As has become typical of the PPP, every attempt at clarification also raises new uncertainties.  What is the threshold for “substantial market value”?  Does a public company that would currently be unable to raise equity capital on favorable terms really have “access to capital markets” in a meaningful way?  Should any debt financing be considered “significantly detrimental” to a business as compared to equity capital in light of the additional cash load it places on the borrower?  If a borrower has undrawn but committed capital under its current financing facilities, can it still make the good faith certification required by the PPP application?
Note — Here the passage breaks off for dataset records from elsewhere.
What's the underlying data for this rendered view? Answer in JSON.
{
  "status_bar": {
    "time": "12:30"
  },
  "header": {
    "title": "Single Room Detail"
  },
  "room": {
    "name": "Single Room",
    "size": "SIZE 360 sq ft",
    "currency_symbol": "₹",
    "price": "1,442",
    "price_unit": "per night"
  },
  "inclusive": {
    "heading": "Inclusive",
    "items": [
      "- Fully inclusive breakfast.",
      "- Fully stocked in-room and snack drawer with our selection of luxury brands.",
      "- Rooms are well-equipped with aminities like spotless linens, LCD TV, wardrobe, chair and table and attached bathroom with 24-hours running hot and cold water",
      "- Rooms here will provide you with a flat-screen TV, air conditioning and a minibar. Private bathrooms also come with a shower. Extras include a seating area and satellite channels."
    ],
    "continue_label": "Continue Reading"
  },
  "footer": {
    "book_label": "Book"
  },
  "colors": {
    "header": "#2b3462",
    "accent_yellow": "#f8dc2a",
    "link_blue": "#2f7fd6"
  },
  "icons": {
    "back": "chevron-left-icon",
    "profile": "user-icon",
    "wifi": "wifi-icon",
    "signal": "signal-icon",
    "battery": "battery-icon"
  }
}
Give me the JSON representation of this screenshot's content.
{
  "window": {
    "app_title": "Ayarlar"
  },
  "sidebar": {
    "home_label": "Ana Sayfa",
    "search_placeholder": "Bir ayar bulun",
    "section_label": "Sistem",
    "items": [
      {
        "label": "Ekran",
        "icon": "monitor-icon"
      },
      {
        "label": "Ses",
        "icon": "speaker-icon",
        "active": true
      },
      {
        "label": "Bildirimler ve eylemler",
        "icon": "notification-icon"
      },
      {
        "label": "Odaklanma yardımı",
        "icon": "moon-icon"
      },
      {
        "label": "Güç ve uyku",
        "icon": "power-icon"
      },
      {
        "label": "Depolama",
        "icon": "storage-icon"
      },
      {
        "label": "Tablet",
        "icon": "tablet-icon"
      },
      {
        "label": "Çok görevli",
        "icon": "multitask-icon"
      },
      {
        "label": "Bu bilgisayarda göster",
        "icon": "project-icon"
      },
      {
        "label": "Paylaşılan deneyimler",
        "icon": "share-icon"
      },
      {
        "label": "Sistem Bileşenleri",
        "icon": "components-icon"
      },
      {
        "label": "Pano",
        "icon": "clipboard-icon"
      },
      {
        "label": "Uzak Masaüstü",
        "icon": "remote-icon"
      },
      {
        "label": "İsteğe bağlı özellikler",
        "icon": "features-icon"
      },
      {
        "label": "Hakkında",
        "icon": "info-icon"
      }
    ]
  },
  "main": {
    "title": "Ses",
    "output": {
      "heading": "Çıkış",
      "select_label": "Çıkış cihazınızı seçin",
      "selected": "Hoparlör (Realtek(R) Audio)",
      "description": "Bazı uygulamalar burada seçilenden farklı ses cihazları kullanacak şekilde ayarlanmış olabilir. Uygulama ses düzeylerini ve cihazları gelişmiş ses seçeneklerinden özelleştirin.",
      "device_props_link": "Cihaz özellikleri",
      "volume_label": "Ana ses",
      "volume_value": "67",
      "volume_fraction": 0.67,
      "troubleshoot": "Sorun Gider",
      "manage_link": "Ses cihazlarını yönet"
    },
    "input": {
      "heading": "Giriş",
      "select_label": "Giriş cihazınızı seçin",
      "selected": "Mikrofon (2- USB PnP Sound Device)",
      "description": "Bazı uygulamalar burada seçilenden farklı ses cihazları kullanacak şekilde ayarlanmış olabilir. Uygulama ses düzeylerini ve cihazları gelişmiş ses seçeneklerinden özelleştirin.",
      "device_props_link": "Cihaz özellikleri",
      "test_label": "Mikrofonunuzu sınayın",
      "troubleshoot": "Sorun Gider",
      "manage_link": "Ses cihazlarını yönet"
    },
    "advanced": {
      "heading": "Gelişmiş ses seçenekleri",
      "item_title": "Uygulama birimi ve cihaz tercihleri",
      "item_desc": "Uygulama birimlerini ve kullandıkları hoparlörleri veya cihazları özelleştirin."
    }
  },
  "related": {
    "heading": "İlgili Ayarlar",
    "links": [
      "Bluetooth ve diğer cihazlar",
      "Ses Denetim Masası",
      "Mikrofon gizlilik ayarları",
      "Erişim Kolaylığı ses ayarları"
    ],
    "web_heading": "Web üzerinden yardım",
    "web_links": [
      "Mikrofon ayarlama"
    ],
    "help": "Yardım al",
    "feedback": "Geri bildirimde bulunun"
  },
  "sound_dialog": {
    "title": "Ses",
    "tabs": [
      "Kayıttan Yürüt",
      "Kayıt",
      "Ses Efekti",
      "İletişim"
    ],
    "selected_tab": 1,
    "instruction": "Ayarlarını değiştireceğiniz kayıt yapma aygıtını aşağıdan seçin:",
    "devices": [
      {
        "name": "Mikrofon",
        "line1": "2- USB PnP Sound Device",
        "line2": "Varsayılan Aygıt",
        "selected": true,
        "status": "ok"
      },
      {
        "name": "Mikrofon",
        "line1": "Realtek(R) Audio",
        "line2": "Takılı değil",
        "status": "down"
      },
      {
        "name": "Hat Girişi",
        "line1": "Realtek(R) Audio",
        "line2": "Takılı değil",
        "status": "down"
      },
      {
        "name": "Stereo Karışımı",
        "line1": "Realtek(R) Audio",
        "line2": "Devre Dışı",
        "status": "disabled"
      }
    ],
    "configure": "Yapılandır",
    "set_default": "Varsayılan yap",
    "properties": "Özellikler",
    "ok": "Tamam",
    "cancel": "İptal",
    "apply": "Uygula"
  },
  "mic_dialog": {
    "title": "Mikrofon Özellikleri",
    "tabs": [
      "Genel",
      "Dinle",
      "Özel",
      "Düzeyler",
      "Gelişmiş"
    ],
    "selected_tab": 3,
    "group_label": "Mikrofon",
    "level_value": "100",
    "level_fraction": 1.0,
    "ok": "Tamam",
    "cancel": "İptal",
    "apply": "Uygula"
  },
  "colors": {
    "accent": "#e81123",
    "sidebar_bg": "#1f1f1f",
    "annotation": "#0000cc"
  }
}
These are only some of the questions that borrowers will struggle to answer in light of this new guidance. However, in light of the very specific certifications and representations required of the applicant in its loan application, and the CARES Act’s establishment of a Special Inspector General for Pandemic Recovery (SIGPR) to carry out audits in order to ferret out waste, fraud and abuse in this process, answering these questions should be done with an appropriate level of care.

Businesses that are now uncertain as to their eligibility under the new SBA guidance should consider whether they should withdraw their PPP loan application, and those that have received a PPP loan already may want to consider repaying their loan by May 7, 2020 to take advantage of the good faith certification safe-harbor under the new guidance.